Wednesday, 20 April, 2016

Sydney Nanoscience Hub officially opens

The $150 million Sydney Nanoscience Hub, located at the University of Sydney, was officially opened today as part of a two-day conference on the theme of nanoscale science and technology.

Described by hub director Professor Simon Ringer as “the best building of its kind in our region”, the building will enable the design, fabrication and testing of devices all under one roof. It features teaching spaces alongside publicly available core research facilities that will support fundamental research as well as the work of start-ups and established industry.

The hub will also serve as the headquarters for the newly established Australian Institute for Nanoscale Science and Technology (AINST). AINST hosts some of the capabilities of the Australian National Fabrication Facility and the Australian Microscopy & Microanalysis Research Facility.

Researchers at the institute will contribute to two ARC Centres of Excellence: the Centre for Ultrahigh bandwidth Devices for Optical Systems (CUDOS) and the Centre for Engineered Quantum Systems (EQuS).

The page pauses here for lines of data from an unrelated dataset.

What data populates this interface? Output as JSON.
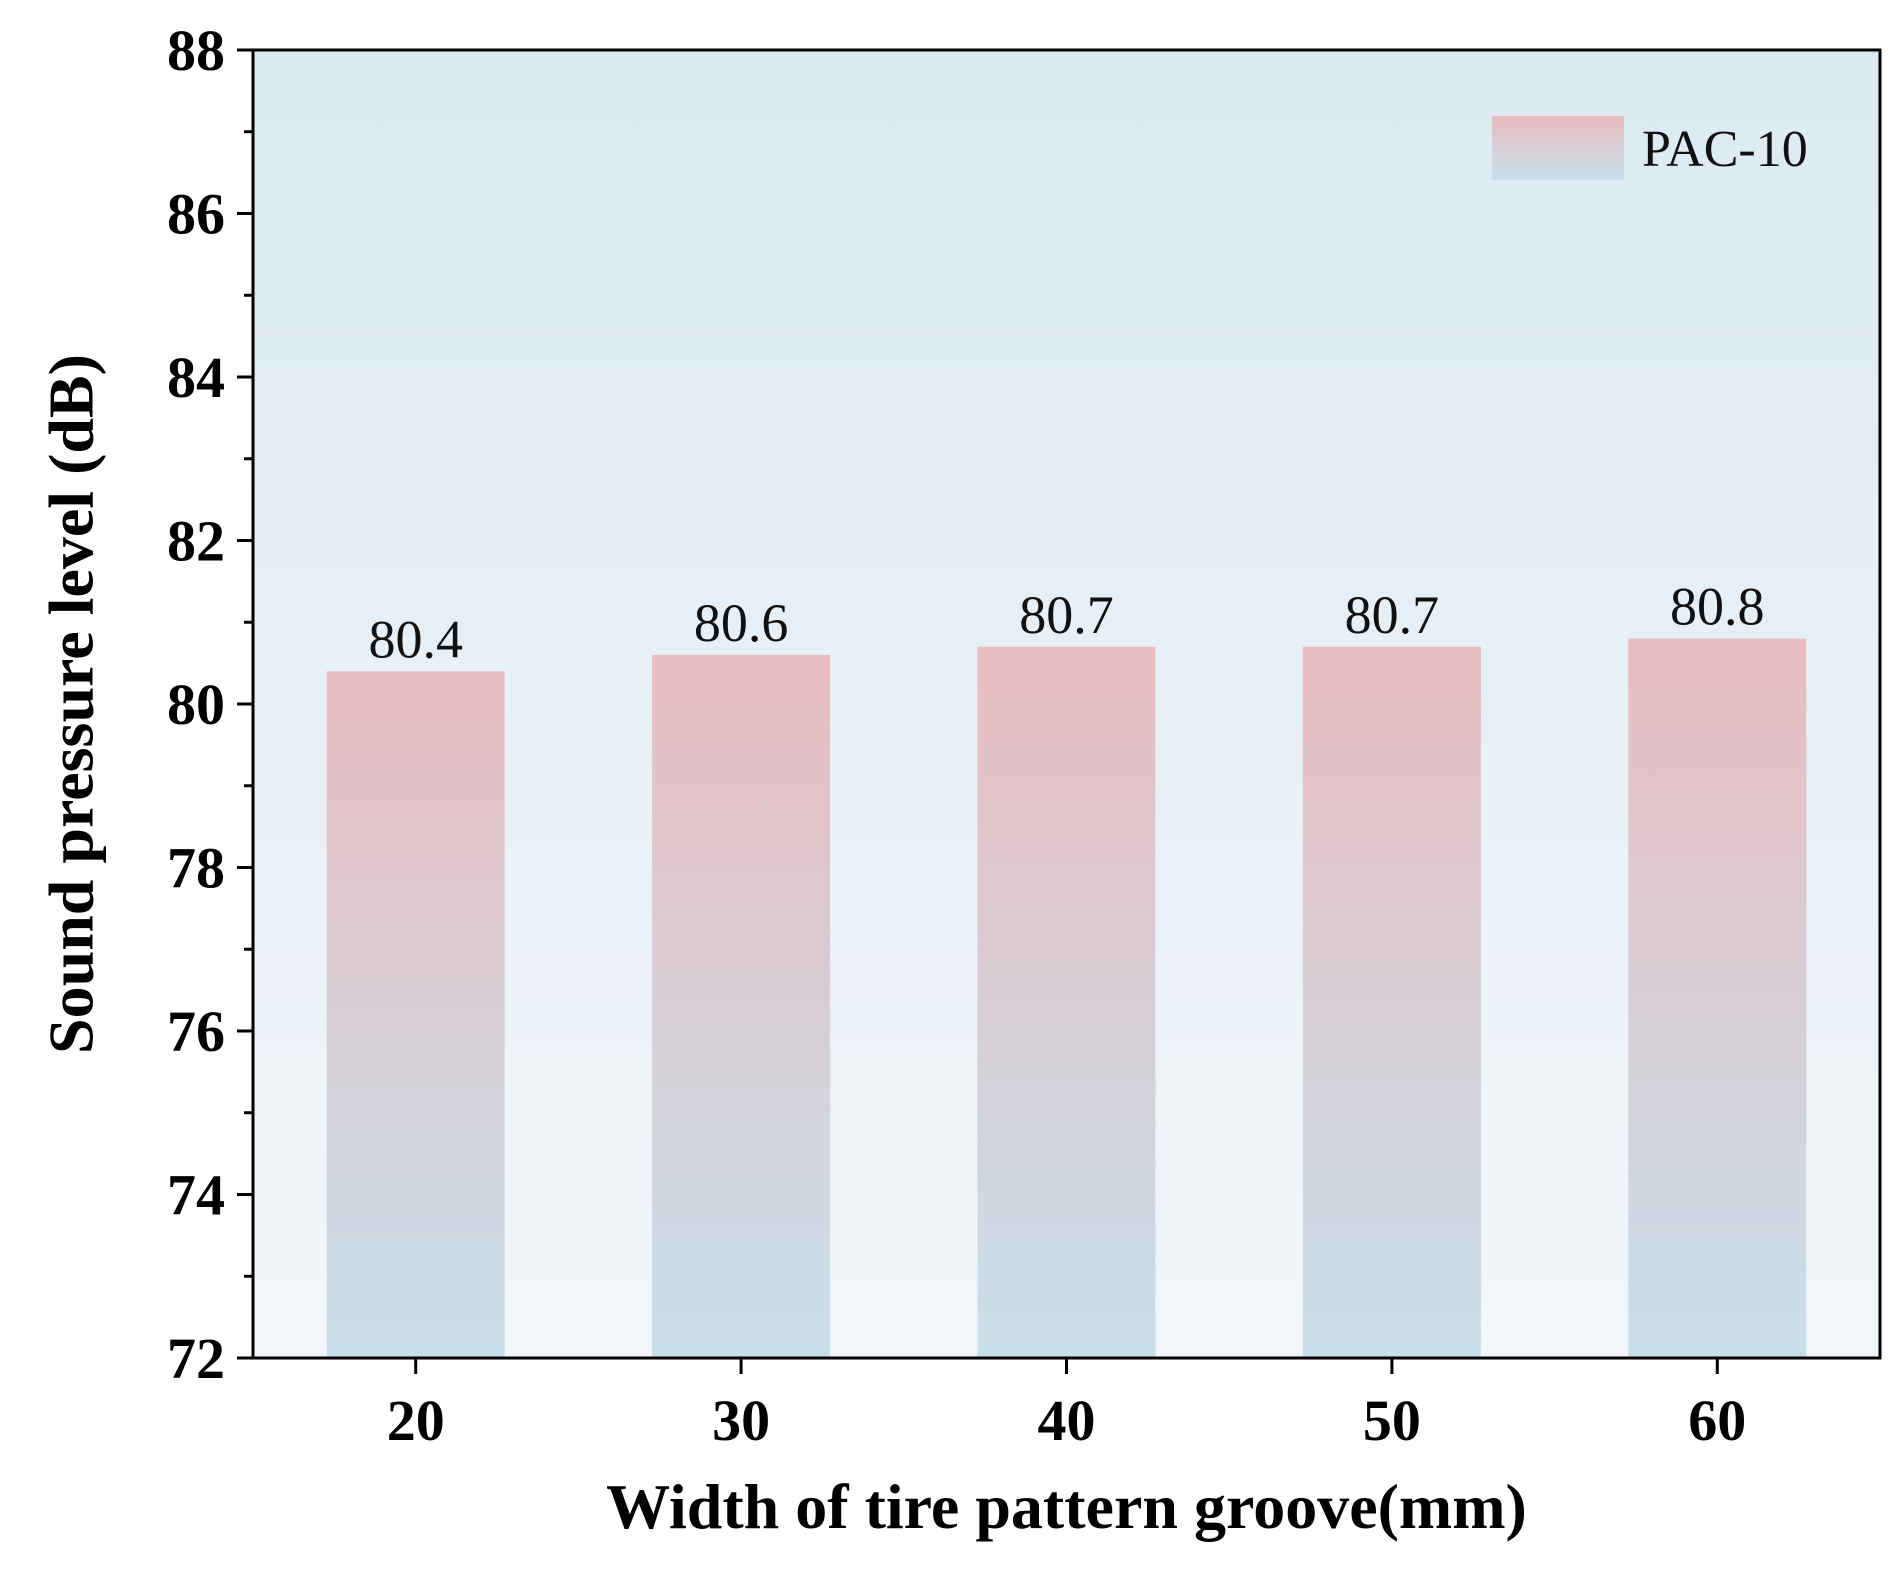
{
  "chart_data": {
    "type": "bar",
    "title": "",
    "xlabel": "Width of tire pattern groove(mm)",
    "ylabel": "Sound pressure level (dB)",
    "categories": [
      "20",
      "30",
      "40",
      "50",
      "60"
    ],
    "series": [
      {
        "name": "PAC-10",
        "values": [
          80.4,
          80.6,
          80.7,
          80.7,
          80.8
        ]
      }
    ],
    "data_labels": [
      "80.4",
      "80.6",
      "80.7",
      "80.7",
      "80.8"
    ],
    "ylim": [
      72,
      88
    ],
    "yticks": [
      72,
      74,
      76,
      78,
      80,
      82,
      84,
      86,
      88
    ],
    "ytick_labels": [
      "72",
      "74",
      "76",
      "78",
      "80",
      "82",
      "84",
      "86",
      "88"
    ],
    "legend": {
      "position": "top-right",
      "label": "PAC-10"
    },
    "grid": false,
    "colors": {
      "bar_top": "#e8bcc0",
      "bar_bottom": "#c8dfea",
      "plot_bg_top": "#dceaf2",
      "plot_bg_bottom": "#f2f6fa",
      "axis": "#000000"
    }
  }
}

The institute has also set up five flagship programs directly addressing key research themes:

  • Measurement and Control at the Nanoscale — quantum-limited measurement and manipulation of nanoscale systems (eg, spin of fundamental particles).
  • Quantum Simulation — developing quantum systems and control techniques to enable innovative computing approaches.
  • Nanoscale Photonic Circuits — harnessing interactions between light waves, sound waves and matter at the nanoscale.
  • New insights into disease and drug targets from endogenous biological nanoscale vesicles — deciphering the roles of microvesicles for disease pathologies using nanometre range biospectroscopic approaches.
  • Nano-engineered reversible energy storage — designing and fabricating nanodomains of electroactive materials, using self-assembly and electrode patterning.

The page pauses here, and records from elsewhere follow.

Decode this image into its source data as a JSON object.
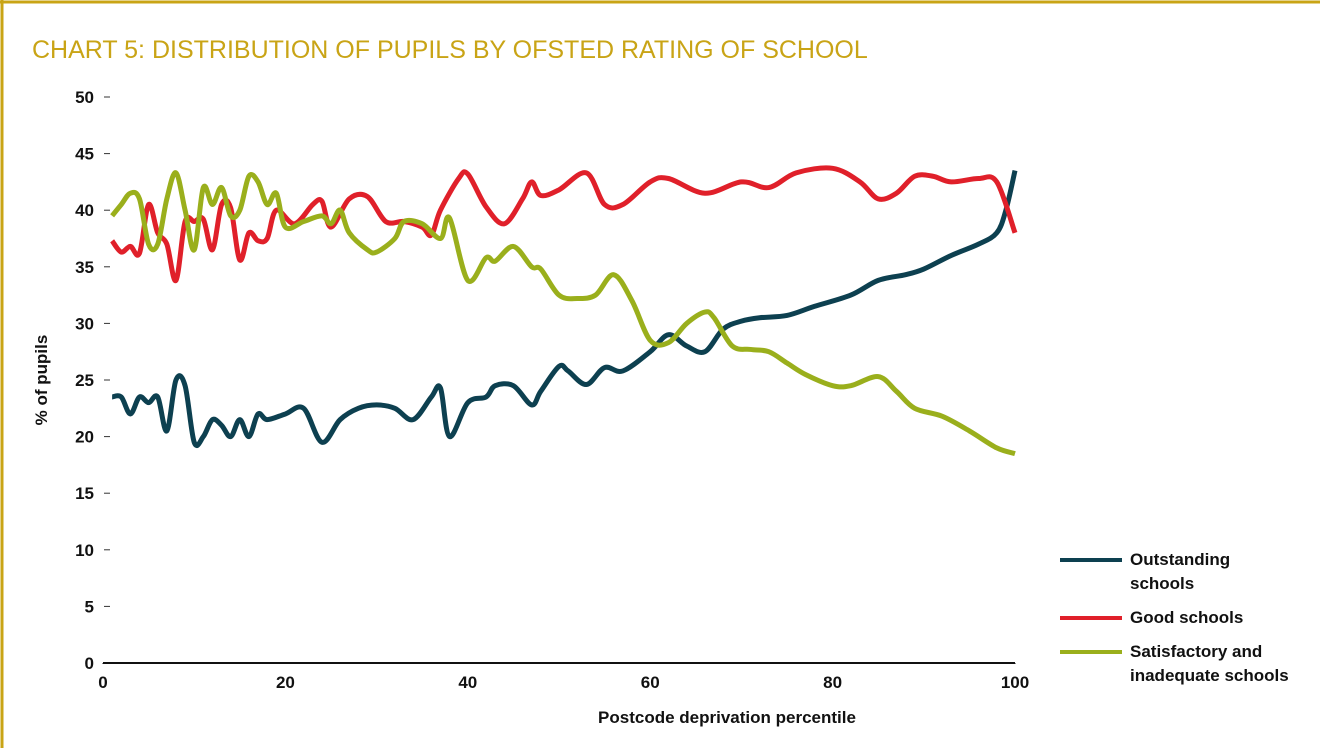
{
  "chart_data": {
    "type": "line",
    "title": "CHART 5: DISTRIBUTION OF PUPILS BY OFSTED RATING OF SCHOOL",
    "x_label": "Postcode deprivation percentile",
    "y_label": "% of pupils",
    "xlim": [
      0,
      100
    ],
    "xticks": [
      0,
      20,
      40,
      60,
      80,
      100
    ],
    "ylim": [
      0,
      50
    ],
    "yticks": [
      0,
      5,
      10,
      15,
      20,
      25,
      30,
      35,
      40,
      45,
      50
    ],
    "series": [
      {
        "name": "Outstanding schools",
        "color": "#0d4050",
        "x": [
          1,
          2,
          3,
          4,
          5,
          6,
          7,
          8,
          9,
          10,
          11,
          12,
          13,
          14,
          15,
          16,
          17,
          18,
          20,
          22,
          24,
          26,
          28,
          30,
          32,
          34,
          36,
          37,
          38,
          40,
          42,
          43,
          45,
          47,
          48,
          50,
          51,
          53,
          55,
          57,
          60,
          62,
          64,
          66,
          68,
          70,
          72,
          75,
          78,
          82,
          85,
          88,
          90,
          93,
          96,
          98,
          99,
          100
        ],
        "values": [
          23.5,
          23.5,
          22,
          23.5,
          23,
          23.5,
          20.5,
          25,
          24.5,
          19.5,
          20,
          21.5,
          21,
          20,
          21.5,
          20,
          22,
          21.5,
          22,
          22.5,
          19.5,
          21.5,
          22.5,
          22.8,
          22.5,
          21.5,
          23.5,
          24.3,
          20,
          23,
          23.5,
          24.5,
          24.5,
          22.8,
          24,
          26.2,
          25.8,
          24.6,
          26.1,
          25.8,
          27.5,
          29,
          28,
          27.5,
          29.5,
          30.2,
          30.5,
          30.7,
          31.5,
          32.5,
          33.8,
          34.3,
          34.8,
          36,
          37,
          38,
          40,
          43.5
        ]
      },
      {
        "name": "Good schools",
        "color": "#e0202a",
        "x": [
          1,
          2,
          3,
          4,
          5,
          6,
          7,
          8,
          9,
          10,
          11,
          12,
          13,
          14,
          15,
          16,
          17,
          18,
          19,
          21,
          23,
          24,
          25,
          27,
          29,
          31,
          33,
          35,
          36,
          37,
          39,
          40,
          42,
          44,
          46,
          47,
          48,
          50,
          53,
          55,
          57,
          60,
          62,
          66,
          70,
          73,
          76,
          80,
          83,
          85,
          87,
          89,
          91,
          93,
          96,
          98,
          100
        ],
        "values": [
          37.3,
          36.3,
          36.8,
          36.2,
          40.5,
          38,
          37,
          33.8,
          39,
          39,
          39.2,
          36.5,
          40.5,
          40.2,
          35.6,
          38,
          37.3,
          37.5,
          40,
          38.8,
          40.5,
          40.8,
          38.5,
          41,
          41.2,
          39,
          39,
          38.5,
          37.8,
          40,
          42.8,
          43.2,
          40.3,
          38.8,
          41,
          42.5,
          41.3,
          41.8,
          43.3,
          40.5,
          40.5,
          42.5,
          42.8,
          41.5,
          42.5,
          42,
          43.3,
          43.7,
          42.5,
          41,
          41.5,
          43,
          43,
          42.5,
          42.8,
          42.5,
          38
        ]
      },
      {
        "name": "Satisfactory and inadequate schools",
        "color": "#9aaf1c",
        "x": [
          1,
          2,
          3,
          4,
          5,
          6,
          7,
          8,
          9,
          10,
          11,
          12,
          13,
          14,
          15,
          16,
          17,
          18,
          19,
          20,
          22,
          24,
          25,
          26,
          27,
          29,
          30,
          32,
          33,
          35,
          37,
          38,
          40,
          42,
          43,
          45,
          47,
          48,
          50,
          52,
          54,
          56,
          58,
          60,
          62,
          64,
          66,
          67,
          69,
          71,
          73,
          75,
          77,
          80,
          82,
          85,
          87,
          89,
          92,
          95,
          98,
          100
        ],
        "values": [
          39.5,
          40.5,
          41.5,
          41,
          37,
          37,
          41,
          43.3,
          40,
          36.5,
          42,
          40.5,
          42,
          39.5,
          40,
          43,
          42.5,
          40.5,
          41.5,
          38.5,
          39,
          39.5,
          38.8,
          40,
          38,
          36.5,
          36.3,
          37.5,
          39,
          38.8,
          37.5,
          39.3,
          33.8,
          35.8,
          35.5,
          36.8,
          35,
          34.8,
          32.5,
          32.2,
          32.5,
          34.3,
          32,
          28.5,
          28.3,
          30,
          31,
          30.5,
          28,
          27.7,
          27.5,
          26.5,
          25.5,
          24.5,
          24.5,
          25.3,
          24,
          22.5,
          21.8,
          20.5,
          19,
          18.5
        ]
      }
    ]
  }
}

According to Professor David Reilly, research leader of the quantum measurement and control flagship, breakthroughs at the nanoscale hold the key to major advances in areas such as artificial intelligence and security.

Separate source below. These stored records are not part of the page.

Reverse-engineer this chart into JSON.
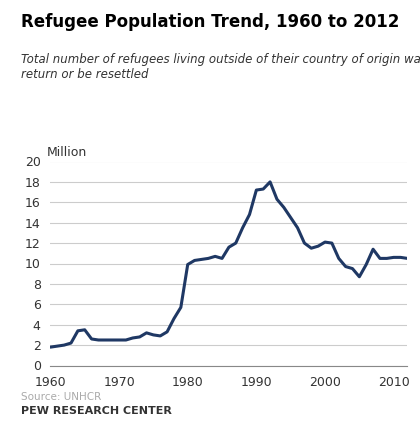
{
  "title": "Refugee Population Trend, 1960 to 2012",
  "subtitle": "Total number of refugees living outside of their country of origin waiting to\nreturn or be resettled",
  "ylabel": "Million",
  "source_text": "Source: UNHCR",
  "footer_text": "PEW RESEARCH CENTER",
  "line_color": "#1f3864",
  "background_color": "#ffffff",
  "xlim": [
    1960,
    2012
  ],
  "ylim": [
    0,
    20
  ],
  "yticks": [
    0,
    2,
    4,
    6,
    8,
    10,
    12,
    14,
    16,
    18,
    20
  ],
  "xticks": [
    1960,
    1970,
    1980,
    1990,
    2000,
    2010
  ],
  "data": [
    [
      1960,
      1.8
    ],
    [
      1961,
      1.9
    ],
    [
      1962,
      2.0
    ],
    [
      1963,
      2.2
    ],
    [
      1964,
      3.4
    ],
    [
      1965,
      3.5
    ],
    [
      1966,
      2.6
    ],
    [
      1967,
      2.5
    ],
    [
      1968,
      2.5
    ],
    [
      1969,
      2.5
    ],
    [
      1970,
      2.5
    ],
    [
      1971,
      2.5
    ],
    [
      1972,
      2.7
    ],
    [
      1973,
      2.8
    ],
    [
      1974,
      3.2
    ],
    [
      1975,
      3.0
    ],
    [
      1976,
      2.9
    ],
    [
      1977,
      3.3
    ],
    [
      1978,
      4.6
    ],
    [
      1979,
      5.7
    ],
    [
      1980,
      9.9
    ],
    [
      1981,
      10.3
    ],
    [
      1982,
      10.4
    ],
    [
      1983,
      10.5
    ],
    [
      1984,
      10.7
    ],
    [
      1985,
      10.5
    ],
    [
      1986,
      11.6
    ],
    [
      1987,
      12.0
    ],
    [
      1988,
      13.5
    ],
    [
      1989,
      14.8
    ],
    [
      1990,
      17.2
    ],
    [
      1991,
      17.3
    ],
    [
      1992,
      18.0
    ],
    [
      1993,
      16.3
    ],
    [
      1994,
      15.5
    ],
    [
      1995,
      14.5
    ],
    [
      1996,
      13.5
    ],
    [
      1997,
      12.0
    ],
    [
      1998,
      11.5
    ],
    [
      1999,
      11.7
    ],
    [
      2000,
      12.1
    ],
    [
      2001,
      12.0
    ],
    [
      2002,
      10.5
    ],
    [
      2003,
      9.7
    ],
    [
      2004,
      9.5
    ],
    [
      2005,
      8.7
    ],
    [
      2006,
      9.9
    ],
    [
      2007,
      11.4
    ],
    [
      2008,
      10.5
    ],
    [
      2009,
      10.5
    ],
    [
      2010,
      10.6
    ],
    [
      2011,
      10.6
    ],
    [
      2012,
      10.5
    ]
  ]
}
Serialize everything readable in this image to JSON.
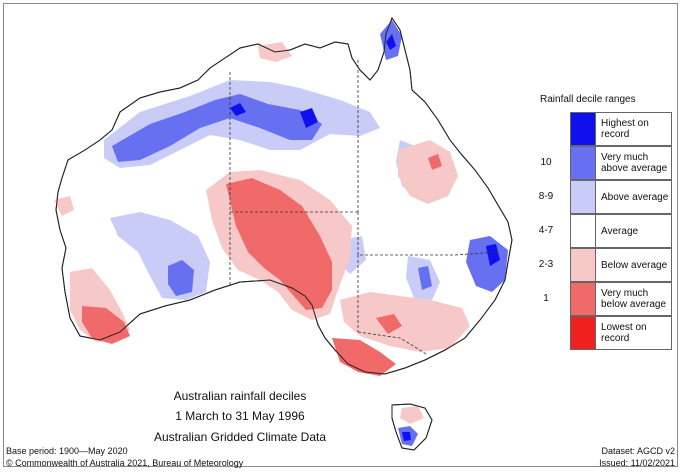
{
  "legend": {
    "title": "Rainfall decile ranges",
    "items": [
      {
        "range": "",
        "label": "Highest on record",
        "color": "#1010ee"
      },
      {
        "range": "10",
        "label": "Very much above average",
        "color": "#6670f0"
      },
      {
        "range": "8-9",
        "label": "Above average",
        "color": "#c8ccf7"
      },
      {
        "range": "4-7",
        "label": "Average",
        "color": "#ffffff"
      },
      {
        "range": "2-3",
        "label": "Below average",
        "color": "#f7c8c8"
      },
      {
        "range": "1",
        "label": "Very much below average",
        "color": "#f06a6a"
      },
      {
        "range": "",
        "label": "Lowest on record",
        "color": "#f02020"
      }
    ]
  },
  "caption": {
    "line1": "Australian rainfall deciles",
    "line2": "1 March to 31 May 1996",
    "line3": "Australian Gridded Climate Data"
  },
  "footer": {
    "base_period": "Base period: 1900—May 2020",
    "dataset": "Dataset: AGCD v2",
    "copyright": "© Commonwealth of Australia 2021, Bureau of Meteorology",
    "issued": "Issued: 11/02/2021"
  }
}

“The challenge for us over the next few years is to take the physics results that we have probing the basic phenomena of quantum mechanics and see those results turn into technologies,” he said.

AINST Director of Community and Research Professor Zdenka Kuncic added the ‘rules of the game’ in nanoscience are still being worked out.

“Perhaps the most exciting aspect of nanoscience is the potential for new discoveries, including in health and medicine,” she said. “We have only scratched the surface of the new knowledge that remains to be revealed.”